Quenthel’s expression became very slightly more incredulous.

“A thousand Abyssal creatures dead, do you think?” Quenthel asked.

“Perhaps twice that,” Sos’Umptu replied.

“My dear Sos’Umptu, they are demons. Do you think the Abyss will run out?”

An exhausted Minolin Fey walked into the nursery in her private quarters at House Baenre. She faltered immediately and nearly fell over, seeing a young woman standing over Yvonnel’s small bed

“Who …?” she started to ask, but stopped, her eyes going wide, as the woman-likely not yet twenty years of age-turned and flashed her a perfectly smug and wicked smile.

“You do not approve, Mother?” the girl, who was indeed Yvonnel, asked.

“How?”

“It is a simple spell, though an old one,” Yvonnel explained. “A version of a haste dweomer employed by wizards in the days before the Spellplague, before the Time of Troubles, even. A wonderful spell, speeding the movements and attacks of the recipient, but one that came with the unfortunate-or in this case, fortunate-side effect of aging the recipient as if a year had passed.”
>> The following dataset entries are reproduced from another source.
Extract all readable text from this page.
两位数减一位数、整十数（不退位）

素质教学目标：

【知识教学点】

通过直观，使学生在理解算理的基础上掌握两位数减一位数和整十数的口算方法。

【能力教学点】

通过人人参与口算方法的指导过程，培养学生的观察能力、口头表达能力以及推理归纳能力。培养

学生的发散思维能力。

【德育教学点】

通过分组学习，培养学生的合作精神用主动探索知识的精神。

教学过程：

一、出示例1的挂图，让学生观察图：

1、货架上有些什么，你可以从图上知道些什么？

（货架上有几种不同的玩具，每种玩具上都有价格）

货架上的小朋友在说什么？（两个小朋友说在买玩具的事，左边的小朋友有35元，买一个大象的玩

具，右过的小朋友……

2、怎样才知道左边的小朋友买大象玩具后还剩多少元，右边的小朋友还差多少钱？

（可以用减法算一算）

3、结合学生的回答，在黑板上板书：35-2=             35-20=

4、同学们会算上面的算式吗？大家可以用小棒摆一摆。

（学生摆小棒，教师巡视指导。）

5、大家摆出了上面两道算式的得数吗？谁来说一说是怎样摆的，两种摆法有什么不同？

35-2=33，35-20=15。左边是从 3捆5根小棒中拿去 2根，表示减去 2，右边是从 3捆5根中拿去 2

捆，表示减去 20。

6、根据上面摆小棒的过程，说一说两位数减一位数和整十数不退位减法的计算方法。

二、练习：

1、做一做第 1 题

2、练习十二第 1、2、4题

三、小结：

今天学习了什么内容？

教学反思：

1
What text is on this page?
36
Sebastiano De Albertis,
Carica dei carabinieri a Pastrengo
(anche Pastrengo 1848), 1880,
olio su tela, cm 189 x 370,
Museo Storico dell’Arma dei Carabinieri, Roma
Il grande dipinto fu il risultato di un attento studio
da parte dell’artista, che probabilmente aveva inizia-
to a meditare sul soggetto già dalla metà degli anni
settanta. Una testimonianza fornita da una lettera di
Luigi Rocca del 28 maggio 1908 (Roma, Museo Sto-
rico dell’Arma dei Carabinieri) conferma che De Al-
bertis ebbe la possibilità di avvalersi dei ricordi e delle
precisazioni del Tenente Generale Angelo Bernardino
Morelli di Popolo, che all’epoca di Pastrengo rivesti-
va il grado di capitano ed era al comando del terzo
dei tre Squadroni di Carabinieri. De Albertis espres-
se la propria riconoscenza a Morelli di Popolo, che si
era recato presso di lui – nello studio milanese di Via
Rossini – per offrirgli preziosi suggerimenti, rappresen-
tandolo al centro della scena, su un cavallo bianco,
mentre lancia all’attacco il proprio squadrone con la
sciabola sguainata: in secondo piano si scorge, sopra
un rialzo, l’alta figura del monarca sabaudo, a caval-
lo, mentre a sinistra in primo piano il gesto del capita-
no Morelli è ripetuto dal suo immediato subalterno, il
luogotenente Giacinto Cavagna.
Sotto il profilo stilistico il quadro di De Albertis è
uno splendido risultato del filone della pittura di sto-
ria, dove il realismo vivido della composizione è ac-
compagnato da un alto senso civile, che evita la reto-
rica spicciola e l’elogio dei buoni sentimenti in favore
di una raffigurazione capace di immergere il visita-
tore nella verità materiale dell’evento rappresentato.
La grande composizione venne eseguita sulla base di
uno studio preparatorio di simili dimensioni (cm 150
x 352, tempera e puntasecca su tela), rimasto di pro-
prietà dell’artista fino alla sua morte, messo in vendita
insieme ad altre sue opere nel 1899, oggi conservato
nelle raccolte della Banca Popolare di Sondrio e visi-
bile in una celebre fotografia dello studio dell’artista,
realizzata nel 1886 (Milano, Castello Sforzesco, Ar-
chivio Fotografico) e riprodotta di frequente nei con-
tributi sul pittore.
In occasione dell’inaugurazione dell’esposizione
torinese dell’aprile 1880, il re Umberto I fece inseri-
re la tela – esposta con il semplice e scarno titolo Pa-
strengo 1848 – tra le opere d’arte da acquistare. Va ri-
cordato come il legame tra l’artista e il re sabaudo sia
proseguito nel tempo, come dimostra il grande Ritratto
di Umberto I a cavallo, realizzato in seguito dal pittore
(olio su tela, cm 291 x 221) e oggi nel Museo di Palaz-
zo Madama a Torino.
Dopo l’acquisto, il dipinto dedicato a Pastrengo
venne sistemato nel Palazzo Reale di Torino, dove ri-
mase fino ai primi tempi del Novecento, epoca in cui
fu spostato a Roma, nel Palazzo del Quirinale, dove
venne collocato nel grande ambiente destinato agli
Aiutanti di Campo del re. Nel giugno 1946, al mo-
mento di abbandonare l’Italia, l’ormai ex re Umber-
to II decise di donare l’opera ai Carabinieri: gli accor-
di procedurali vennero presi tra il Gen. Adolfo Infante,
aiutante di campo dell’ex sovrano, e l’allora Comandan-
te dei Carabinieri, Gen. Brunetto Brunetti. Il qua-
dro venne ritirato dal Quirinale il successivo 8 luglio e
Minolin Fey was only half-listening to the explanation. She was caught by the sheer beauty of this creature in front of her. Sheer beauty, she knew, beyond anything she could have imagined. Painful beauty; to look upon Yvonnel was to despair because one could not be so beautiful as she. Her skin glowed with smoothness, like satin and steel woven as one, delicate yet impossibly strong. Her soft touch could ignite every nerve in one she seduced, teasing with softness even as her fingers closed around the moaning victim’s throat.

“Haste,” Yvonnel said suddenly, and more emphatically, breaking Minolin Fey out of her near stupor.

“You … You know the arcane arts?” Minolin Fey stammered.